OLIVER: I just - you look back at some of these pictures, my makeup - the foundation color was all wrong. And I love this woman and so I said oh, and then she does this and I see in this crease. Then your job breaks out. You get out into the elements and, you know, your hair falls, your makeup is sliding all over the place. But it was very - it's always because it say visual medium, it's something that's always emphasized.

MARTIN: You have spoken publicly about your distaste for social media. You are not on Twitter or Facebook, which is kind of unusual now when most reporters are encouraged to have a social media presence.

OLIVER: I've been encouraged, yeah.

(LAUGHTER)

OLIVER: But I just - it never appealed to me. You know, just as the compliments come, you know, that criticism is going to come. It's really just venomous stuff comes out of people. And I just don't want to expose myself so it.

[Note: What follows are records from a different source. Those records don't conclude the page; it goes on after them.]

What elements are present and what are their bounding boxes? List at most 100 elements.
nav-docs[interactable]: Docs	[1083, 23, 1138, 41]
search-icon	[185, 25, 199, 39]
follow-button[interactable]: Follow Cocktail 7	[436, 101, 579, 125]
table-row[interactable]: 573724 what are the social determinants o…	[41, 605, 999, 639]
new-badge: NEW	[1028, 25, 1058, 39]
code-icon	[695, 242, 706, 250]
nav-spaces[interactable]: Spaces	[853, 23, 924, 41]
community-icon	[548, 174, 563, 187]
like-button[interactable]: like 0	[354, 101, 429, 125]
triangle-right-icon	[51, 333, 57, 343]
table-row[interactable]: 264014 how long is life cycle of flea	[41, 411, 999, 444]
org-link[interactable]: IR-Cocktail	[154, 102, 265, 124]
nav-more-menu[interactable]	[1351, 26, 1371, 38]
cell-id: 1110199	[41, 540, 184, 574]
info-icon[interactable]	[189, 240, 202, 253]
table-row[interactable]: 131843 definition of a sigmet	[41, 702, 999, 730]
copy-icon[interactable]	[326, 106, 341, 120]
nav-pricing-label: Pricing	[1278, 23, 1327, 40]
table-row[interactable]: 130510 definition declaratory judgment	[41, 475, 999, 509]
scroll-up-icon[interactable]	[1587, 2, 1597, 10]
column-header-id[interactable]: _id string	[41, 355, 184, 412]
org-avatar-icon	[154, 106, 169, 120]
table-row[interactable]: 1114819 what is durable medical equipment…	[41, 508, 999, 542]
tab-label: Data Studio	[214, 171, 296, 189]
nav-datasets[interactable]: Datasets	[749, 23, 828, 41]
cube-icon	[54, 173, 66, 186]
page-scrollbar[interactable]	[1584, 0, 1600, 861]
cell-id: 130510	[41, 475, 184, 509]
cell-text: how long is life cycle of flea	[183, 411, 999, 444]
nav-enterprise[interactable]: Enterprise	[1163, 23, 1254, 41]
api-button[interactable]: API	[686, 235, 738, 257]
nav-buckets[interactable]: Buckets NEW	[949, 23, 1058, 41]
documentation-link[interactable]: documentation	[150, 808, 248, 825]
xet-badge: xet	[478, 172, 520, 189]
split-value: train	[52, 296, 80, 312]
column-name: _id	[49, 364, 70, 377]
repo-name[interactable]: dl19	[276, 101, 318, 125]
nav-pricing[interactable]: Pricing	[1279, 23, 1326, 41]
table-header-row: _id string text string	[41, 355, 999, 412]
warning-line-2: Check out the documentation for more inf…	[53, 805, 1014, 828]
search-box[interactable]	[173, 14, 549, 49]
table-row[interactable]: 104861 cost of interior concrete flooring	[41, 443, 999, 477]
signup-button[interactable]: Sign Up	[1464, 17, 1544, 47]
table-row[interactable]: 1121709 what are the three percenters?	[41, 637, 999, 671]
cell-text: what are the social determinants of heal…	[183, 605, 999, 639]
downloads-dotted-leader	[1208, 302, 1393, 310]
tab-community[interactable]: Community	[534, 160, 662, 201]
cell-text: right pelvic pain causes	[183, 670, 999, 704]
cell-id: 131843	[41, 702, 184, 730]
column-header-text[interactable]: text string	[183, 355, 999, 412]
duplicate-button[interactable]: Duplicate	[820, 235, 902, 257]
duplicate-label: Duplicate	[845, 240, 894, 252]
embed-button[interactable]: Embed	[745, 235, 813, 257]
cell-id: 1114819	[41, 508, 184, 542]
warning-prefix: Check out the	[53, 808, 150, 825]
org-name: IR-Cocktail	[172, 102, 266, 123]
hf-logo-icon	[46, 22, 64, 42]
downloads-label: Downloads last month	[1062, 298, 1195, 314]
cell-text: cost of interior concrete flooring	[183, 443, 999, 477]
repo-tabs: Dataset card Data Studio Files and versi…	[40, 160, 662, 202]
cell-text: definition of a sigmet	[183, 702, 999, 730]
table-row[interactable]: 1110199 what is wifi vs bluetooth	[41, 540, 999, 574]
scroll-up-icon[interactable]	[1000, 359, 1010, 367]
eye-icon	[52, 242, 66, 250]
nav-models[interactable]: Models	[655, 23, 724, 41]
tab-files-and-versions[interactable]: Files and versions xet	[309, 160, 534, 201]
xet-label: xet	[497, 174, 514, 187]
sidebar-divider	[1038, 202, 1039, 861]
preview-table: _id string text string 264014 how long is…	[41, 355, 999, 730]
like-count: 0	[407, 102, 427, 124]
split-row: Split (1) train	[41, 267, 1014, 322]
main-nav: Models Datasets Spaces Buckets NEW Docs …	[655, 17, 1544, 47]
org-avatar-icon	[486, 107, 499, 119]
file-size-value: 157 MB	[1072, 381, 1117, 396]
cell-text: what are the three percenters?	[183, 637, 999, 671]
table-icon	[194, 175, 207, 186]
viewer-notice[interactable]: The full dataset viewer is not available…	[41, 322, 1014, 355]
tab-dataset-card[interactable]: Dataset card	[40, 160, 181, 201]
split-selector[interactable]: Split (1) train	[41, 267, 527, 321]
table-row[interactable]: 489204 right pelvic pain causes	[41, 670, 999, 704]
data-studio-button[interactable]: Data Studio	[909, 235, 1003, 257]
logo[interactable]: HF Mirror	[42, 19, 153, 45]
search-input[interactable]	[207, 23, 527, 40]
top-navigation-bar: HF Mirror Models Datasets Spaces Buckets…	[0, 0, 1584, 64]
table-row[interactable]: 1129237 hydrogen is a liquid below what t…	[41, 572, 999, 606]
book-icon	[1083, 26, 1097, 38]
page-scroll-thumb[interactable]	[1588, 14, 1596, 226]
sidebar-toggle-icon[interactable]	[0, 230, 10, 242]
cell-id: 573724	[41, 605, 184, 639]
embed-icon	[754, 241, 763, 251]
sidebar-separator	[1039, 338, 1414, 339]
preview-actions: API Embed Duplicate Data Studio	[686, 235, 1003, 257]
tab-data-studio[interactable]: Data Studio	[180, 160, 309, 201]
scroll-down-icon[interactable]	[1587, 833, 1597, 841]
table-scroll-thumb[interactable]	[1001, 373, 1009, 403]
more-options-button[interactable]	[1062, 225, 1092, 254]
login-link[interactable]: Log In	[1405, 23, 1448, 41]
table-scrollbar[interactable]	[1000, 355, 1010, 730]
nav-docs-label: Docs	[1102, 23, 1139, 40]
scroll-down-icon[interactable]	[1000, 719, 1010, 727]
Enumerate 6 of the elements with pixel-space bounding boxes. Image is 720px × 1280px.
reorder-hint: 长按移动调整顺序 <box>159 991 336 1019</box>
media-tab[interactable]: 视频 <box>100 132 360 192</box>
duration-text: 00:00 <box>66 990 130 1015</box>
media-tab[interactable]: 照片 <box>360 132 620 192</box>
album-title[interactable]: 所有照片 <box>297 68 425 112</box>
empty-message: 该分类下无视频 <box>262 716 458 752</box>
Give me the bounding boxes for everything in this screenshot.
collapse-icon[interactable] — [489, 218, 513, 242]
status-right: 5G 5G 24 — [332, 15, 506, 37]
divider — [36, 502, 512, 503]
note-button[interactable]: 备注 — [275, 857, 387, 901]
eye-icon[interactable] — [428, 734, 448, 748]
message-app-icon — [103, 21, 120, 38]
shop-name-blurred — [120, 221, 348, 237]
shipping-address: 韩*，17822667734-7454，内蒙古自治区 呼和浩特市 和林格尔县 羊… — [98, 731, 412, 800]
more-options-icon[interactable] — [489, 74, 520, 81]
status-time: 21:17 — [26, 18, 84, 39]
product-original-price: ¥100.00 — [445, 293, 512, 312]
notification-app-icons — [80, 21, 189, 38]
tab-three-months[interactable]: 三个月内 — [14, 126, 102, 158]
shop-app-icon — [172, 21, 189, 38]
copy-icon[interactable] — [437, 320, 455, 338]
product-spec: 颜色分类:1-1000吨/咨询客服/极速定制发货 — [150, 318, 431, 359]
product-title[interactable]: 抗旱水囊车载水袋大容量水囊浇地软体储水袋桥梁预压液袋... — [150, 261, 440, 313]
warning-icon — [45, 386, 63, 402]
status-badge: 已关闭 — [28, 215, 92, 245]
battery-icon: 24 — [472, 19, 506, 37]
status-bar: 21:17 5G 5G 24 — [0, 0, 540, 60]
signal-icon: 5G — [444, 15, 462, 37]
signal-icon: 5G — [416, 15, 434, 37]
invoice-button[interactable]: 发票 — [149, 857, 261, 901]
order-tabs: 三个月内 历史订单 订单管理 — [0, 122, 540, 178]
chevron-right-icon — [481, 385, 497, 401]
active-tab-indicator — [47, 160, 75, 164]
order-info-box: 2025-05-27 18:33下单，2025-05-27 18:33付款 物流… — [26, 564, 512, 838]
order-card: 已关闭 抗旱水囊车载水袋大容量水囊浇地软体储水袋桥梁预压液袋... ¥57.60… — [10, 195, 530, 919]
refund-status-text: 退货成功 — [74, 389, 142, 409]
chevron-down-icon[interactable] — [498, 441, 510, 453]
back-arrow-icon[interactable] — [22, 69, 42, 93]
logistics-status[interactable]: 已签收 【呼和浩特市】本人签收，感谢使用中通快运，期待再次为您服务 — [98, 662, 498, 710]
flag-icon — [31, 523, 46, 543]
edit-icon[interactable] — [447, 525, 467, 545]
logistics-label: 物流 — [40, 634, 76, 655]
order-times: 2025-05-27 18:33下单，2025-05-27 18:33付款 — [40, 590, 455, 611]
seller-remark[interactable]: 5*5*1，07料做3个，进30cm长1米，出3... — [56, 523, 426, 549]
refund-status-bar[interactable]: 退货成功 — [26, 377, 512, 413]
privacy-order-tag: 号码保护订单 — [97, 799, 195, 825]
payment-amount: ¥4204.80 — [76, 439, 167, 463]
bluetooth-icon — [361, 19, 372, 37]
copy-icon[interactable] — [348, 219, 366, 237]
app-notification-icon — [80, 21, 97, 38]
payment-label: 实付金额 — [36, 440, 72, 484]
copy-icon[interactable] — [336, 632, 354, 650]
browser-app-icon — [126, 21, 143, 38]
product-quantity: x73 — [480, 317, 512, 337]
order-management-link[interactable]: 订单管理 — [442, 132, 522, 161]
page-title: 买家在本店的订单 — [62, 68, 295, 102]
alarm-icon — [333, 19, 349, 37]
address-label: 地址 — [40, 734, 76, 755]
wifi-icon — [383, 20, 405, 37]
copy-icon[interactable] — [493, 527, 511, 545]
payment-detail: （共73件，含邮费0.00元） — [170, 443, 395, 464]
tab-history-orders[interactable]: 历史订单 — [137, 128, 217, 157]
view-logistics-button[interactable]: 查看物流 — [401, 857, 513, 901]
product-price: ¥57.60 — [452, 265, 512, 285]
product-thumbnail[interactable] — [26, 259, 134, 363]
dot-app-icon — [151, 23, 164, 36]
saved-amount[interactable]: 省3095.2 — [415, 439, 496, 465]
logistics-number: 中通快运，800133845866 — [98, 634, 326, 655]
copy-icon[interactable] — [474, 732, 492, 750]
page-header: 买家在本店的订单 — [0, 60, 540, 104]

MARTIN: You did get a lot of flak recently for just superficial things.

OLIVER: Oh, yeah.

MARTIN: How do you - how did you manage that? How did you let that go...

OLIVER: Well, I...

MARTIN: ...people criticizing your hair?

OLIVER: Oh, my hair. I did do a couple of hair extensions. And I did it - they were clipped-ins, blonde, like blonde-ish, but I maybe got a little carried away.

(LAUGHTER)

OLIVER: But people are always going to find something. So it's just part of it. You just learn to go on and just try to do your job to the best of your ability, block out that noise; which is what I consider Twitter and Facebook and Instagram. I consider it noise.

MARTIN: This past year, I understand was your last on your current contract with Fox News. Are you...

OLIVER: It's coming up.

MARTIN: ...do you mind? Oh, it's coming up. OK.

OLIVER: I still have a little while, yes.

MARTIN: So are you going you in negotiations? Is this something you want to keep doing for a while?

OLIVER: I love the NFL. And people ask me: You don't want to do that much longer, do you? Well, while you're sitting at home on the couch watching a game, I'm actually there. So yeah, I mean I'm kind of addicted to that. I don't know. I - who knows where this stuff is going to go? I just want to continue to cover the NFL until the wheels absolutely fall off.

MARTIN: Fox sports reporter Pam Oliver. Pam, thank you so much for talking with us. It's been so fun.

OLIVER: It's my pleasure. Thank you so much.